Hoax chain-mail has become a permanent fixture in our mailboxes but while many of us dump them before reading them, one woman's personal contact details ended up as part of such an e-mail when she gave in to emotions and clicked the "forward" button.
About a month ago Simone Anastasi received a chain e-mail, purportedly signed by a seven-year-old girl, who claimed to be dying of cancer, asking her to simply forward her message to help raise funds for a life-saving operation.
Touched by the story of this sick child, who identified herself as Maltese, she figured she had nothing to lose by passing on the e-mail. Except she forgot that her e-mail account has a signature function, automatically displaying her contact details at the bottom of any message she sends.
Sure enough, some days later, Ms Anastasi started receiving dozens of phone calls and, each time, the person on the other end would ask for Amy Bruce - the seven-year-old cancer patient.

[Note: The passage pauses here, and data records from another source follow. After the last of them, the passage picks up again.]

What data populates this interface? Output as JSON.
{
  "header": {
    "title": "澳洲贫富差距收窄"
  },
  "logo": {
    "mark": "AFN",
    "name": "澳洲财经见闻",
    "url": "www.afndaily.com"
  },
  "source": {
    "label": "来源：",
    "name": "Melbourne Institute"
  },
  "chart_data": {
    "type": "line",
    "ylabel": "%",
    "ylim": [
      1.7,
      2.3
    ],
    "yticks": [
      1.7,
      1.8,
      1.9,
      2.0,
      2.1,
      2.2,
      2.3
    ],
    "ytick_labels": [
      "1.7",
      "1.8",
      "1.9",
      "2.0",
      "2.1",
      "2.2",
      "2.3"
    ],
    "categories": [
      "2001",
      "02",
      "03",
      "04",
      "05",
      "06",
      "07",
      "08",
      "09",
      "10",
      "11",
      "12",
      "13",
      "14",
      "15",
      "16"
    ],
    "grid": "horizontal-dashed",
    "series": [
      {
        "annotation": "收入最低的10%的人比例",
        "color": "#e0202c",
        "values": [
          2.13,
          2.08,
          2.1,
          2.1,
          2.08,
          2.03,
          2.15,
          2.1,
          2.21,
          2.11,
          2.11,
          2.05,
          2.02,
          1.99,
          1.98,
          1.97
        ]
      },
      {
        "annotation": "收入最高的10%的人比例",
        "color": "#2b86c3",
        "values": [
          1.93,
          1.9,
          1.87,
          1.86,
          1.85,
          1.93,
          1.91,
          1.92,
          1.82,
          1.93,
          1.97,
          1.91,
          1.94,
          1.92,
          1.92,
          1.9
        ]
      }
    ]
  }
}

Ms Anastasi soon realised that her personal details - her address and home and mobile numbers - had automatically been inserted into this hoax chain e-mail when she forwarded it, giving the impression to recipients that she was the contact person for people who wanted to help.
So for the past four weeks she has been explaining to them that this is a hoax and she had nothing to do with Amy Bruce.
"I usually don't forward chain e-mails and simply ignore them. But this one was so very touching," she told The Times when contacted.
A quick Google search reveals that the Amy Bruce charity hoax has been around since at least 1999 - and the child has remained seven years old ever since.
The mail has now made its way to Malta where it has been specifically tailored to lure locals into falling for it. Its subject title states: "A Maltese child with cancer. Please help with a simple gesture."
Its content goes on to read: "Hi, my name is Amy Bruce. I am seven years old, and I have a large tumour on my brain and severe lung cancer. The doctors say I will die soon if this isn't fixed, and my family can't pay the bills."
In the mail the fictitious Amy goes on to explain how the Make A Wish Foundation, a real international non-profit organisation that grants wishes for children, agreed to donate seven cents for every time her message was forwarded.
The foundation's website www.wish.org, however, makes it clear that this is one of a series of hoax chain letters claiming to be associated with it and calls on people who receive it to stop forwarding it and pass on this message.
Unlike other hoax mails, the Amy Bruce chain letter never asked anyone to donate money, make deposits or provide credit card details or personal information.
"For those of you who send this along, I thank you so much," begs little imaginary Amy before ending the hoax with her signature. "But for those who don't send it, I will still pray for you. Please, if you are a kind person, have a heart. Please, please, please hit the forward button." That is now followed by Ms Anastasi's contact details.